I asked Gary if he was excited about the upcoming mini-tour with Juke. “Well, I’m not looking forward to it,” he sighed, “I hate him.” Strangling sounds emerged as he choked on his own laughter. “Juke is a terrific friend. There’s a mutual respect. I mean it’s really great to hang out with somebody I have the utmost respect for on his instrument. Some musicians have attitudes toward other musicians, you know? But I really enjoy his playing…we have a blast.”

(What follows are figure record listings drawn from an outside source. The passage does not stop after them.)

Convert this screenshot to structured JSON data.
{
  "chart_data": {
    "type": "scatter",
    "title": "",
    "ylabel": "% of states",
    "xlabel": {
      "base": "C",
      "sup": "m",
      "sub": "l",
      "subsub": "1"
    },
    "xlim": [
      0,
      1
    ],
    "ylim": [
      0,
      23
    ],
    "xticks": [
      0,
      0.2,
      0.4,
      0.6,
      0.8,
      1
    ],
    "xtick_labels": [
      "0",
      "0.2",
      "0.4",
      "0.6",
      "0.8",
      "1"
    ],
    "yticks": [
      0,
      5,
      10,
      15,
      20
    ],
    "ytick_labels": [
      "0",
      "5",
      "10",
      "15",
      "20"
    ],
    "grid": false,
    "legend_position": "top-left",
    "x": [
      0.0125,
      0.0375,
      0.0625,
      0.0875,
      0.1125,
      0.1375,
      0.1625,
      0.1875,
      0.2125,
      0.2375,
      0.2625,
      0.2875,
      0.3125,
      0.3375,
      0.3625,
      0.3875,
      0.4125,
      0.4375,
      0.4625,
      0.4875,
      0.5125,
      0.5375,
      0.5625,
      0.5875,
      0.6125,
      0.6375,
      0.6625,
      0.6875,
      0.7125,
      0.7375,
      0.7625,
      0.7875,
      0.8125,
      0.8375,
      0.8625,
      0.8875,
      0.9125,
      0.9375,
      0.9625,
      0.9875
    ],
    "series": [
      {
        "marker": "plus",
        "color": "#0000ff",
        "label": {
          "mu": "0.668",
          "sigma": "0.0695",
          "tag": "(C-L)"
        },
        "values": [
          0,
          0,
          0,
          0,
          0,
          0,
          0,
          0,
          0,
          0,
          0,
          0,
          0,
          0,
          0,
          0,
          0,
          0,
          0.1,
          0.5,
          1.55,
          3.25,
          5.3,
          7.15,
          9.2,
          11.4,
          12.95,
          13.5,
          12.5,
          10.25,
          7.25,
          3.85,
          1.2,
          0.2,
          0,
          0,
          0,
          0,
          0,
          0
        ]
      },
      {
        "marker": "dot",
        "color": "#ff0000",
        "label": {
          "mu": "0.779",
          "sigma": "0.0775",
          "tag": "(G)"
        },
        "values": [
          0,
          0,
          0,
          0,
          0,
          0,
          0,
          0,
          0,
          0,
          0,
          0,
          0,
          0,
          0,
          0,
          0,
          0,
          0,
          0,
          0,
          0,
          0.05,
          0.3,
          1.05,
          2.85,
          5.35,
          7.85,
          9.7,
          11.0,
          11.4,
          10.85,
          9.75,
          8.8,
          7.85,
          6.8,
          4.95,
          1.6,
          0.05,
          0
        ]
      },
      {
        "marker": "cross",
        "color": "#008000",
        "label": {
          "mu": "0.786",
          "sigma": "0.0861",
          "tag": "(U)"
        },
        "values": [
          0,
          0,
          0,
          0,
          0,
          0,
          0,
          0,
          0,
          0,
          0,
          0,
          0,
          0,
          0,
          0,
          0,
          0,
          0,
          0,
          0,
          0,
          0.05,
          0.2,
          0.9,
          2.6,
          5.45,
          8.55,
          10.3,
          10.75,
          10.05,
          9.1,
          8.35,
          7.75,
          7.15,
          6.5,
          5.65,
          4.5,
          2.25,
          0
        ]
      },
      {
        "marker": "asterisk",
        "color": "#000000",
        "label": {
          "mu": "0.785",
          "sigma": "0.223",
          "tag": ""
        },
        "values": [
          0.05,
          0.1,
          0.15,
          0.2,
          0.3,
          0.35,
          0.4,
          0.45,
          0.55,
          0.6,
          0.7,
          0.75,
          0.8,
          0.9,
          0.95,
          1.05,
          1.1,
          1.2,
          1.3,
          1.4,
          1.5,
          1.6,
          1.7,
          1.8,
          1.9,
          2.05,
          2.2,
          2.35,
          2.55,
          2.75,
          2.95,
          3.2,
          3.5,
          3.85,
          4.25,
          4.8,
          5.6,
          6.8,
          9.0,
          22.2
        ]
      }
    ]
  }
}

Backed by the Primich band, both Gary and Juke will break out at Austin’s Continental Club on April 18th, followed by the Humble gig on the 19th, and then they’ll close with the “Muddy Waters Tribute” at the Continental on the 21st. Earlier that last day, they may also be found playing the “Sinners’ Brunch” at Joe’s Hot Coffee (shop) on South Congress in Austin. There, backed by the shop’s house band—the “Magdalenes”—they’ll scandalize the clientele and eat as many “South Austin Speedball Tamale Plates” (a cup of coffee, a beer, and some tamales) as possible. If they don’t get arrested, Juke’ll soon be back in L.A. producing his third album (a “guitar fest” with guests Rick Holmstrom, Dave Alvin, Denny Freeman, Rick Vito, Will Ray, and David Hidalgo), and Gary, no doubt, will hit the road to promote his April Antone’s release, “Dog House Music”). Get those tamales and that hot blues while you can Texans. You may discover Juke’s claim is correct: “We’re low tech—high grease. The most important piece of equipment we’ve got is soul!”